Fue un accidente de coche, había un autobús americano (como el de Los Simpsons, para que nos enteremos) para niños en el que yo iba. El conductor tenía prisa y yo sospechaba de que iba demasiado rápido. El resto de niños no se enteraban y seguían con su despreocupación, juegos de viaje, charlas y demás. Yo parecía algo más mayor y una especie de tutor, ya que iba en el asiento delantero con otro chaval algo más mayor que estos y no había adulto a bordo salvo el conductor. Noté que iba a pasar cuando en una recta íbamos a más de 120km/h, había una curva muy pronunciada y un puente recién construido. Justo en la curva había montículos de tierra. Simplemente seguimos recto, casi conscientemente por saber que no se podía curvar. Chocamos con dos coches más que salieron despedidos gracias al montículo de tierra, igual que nosotros. Ya en el aire, vi que era todo montañoso y que íbamos a aterrizar a una especie de cueva gigante que había.
Dicho y hecho. Todos los coches llegaron allí sin desperfectos, aparentemente, y nos bajamos todos ante la posibilidad de que explotasen… pero no salimos de la cueva en ningún momento, como si tuviéramos miedo de ello. En total había dos coches y un autobús repleto de niños. En los coches había unos 5 adultos en total, un niño y una niña.
Nadie tenía heridas y empecé a sospechar que no era lógico. Empecé a preguntar por si todos estábamos bien, sin alegar nada de mi premisa, hasta que me dijeron que el chaval de uno de los coches (un BMW blanco perla) tenía una pequeña herida en un brazo, aunque no sangraba. Lo busqué y lo llevé hasta una puerta (¿en una cueva?) tras la que había una pequeña habitación, a modo de almacén, en la que había un botiquín para vendárselo y echarle alcohol.
Ahí ya todo me olía mal. ¿Cómo salimos vivos, aterrizando coche sobre coche, y sin desperfectos en los mismos? ¿Qué hacía una habitación ahí? ¿Cómo conocía su existencia?…
Poco más pude pensar antes de que el herido se arrodillase sujetándose el pecho, gritando que le estaban dando “algo así como una descarga en el corazón”. Dos descargas después se desplomó sobre el suelo.
Ya nada podía ser real.

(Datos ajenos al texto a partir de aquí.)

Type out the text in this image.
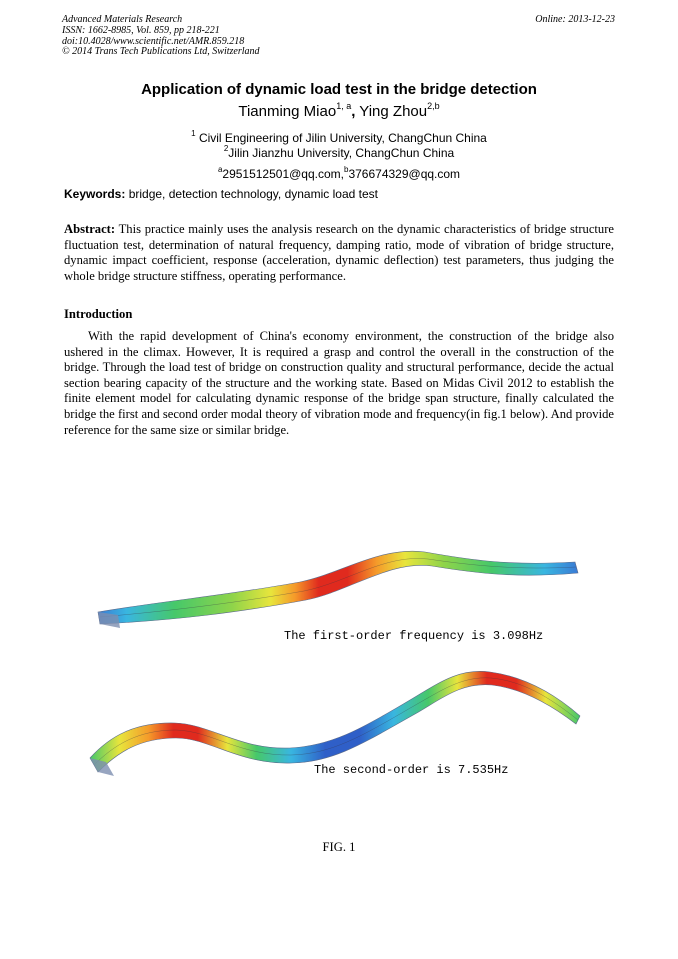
Advanced Materials Research
ISSN: 1662-8985, Vol. 859, pp 218-221
doi:10.4028/www.scientific.net/AMR.859.218
© 2014 Trans Tech Publications Ltd, Switzerland
Online: 2013-12-23
Application of dynamic load test in the bridge detection
Tianming Miao$^{1, a}$, Ying Zhou$^{2,b}$
$^1$ Civil Engineering of Jilin University, ChangChun China
$^2$Jilin Jianzhu University, ChangChun China
$^a$2951512501@qq.com,$^b$376674329@qq.com
Keywords: bridge, detection technology, dynamic load test
Abstract: This practice mainly uses the analysis research on the dynamic characteristics of bridge structure fluctuation test, determination of natural frequency, damping ratio, mode of vibration of bridge structure, dynamic impact coefficient, response (acceleration, dynamic deflection) test parameters, thus judging the whole bridge structure stiffness, operating performance.
Introduction
With the rapid development of China's economy environment, the construction of the bridge also ushered in the climax. However, It is required a grasp and control the overall in the construction of the bridge. Through the load test of bridge on construction quality and structural performance, decide the actual section bearing capacity of the structure and the working state. Based on Midas Civil 2012 to establish the finite element model for calculating dynamic response of the bridge span structure, finally calculated the bridge the first and second order modal theory of vibration mode and frequency(in fig.1 below). And provide reference for the same size or similar bridge.
The first-order frequency is 3.098Hz
The second-order is 7.535Hz
FIG. 1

Mi razonamiento llegó a gritarles a todos que él estaba siendo reanimado, siendo posiblemente el único vivo y nosotros estábamos todos en una especie de limbo.
Ahí, justo ahí y no antes, me desperté y recordé que no era la primera vez que moría esa misma noche.
No, no vi nunca Lost ni nada por el estilo. Aún estoy “raro” por semejante noche y estoy intentando relacionarlo con alguna película o situación donde me encajen más de dos cosas… y “no hay tu tía”.


Sueñas cosas raras, ciertamente.
Aun se acuerda del blog,it`s something.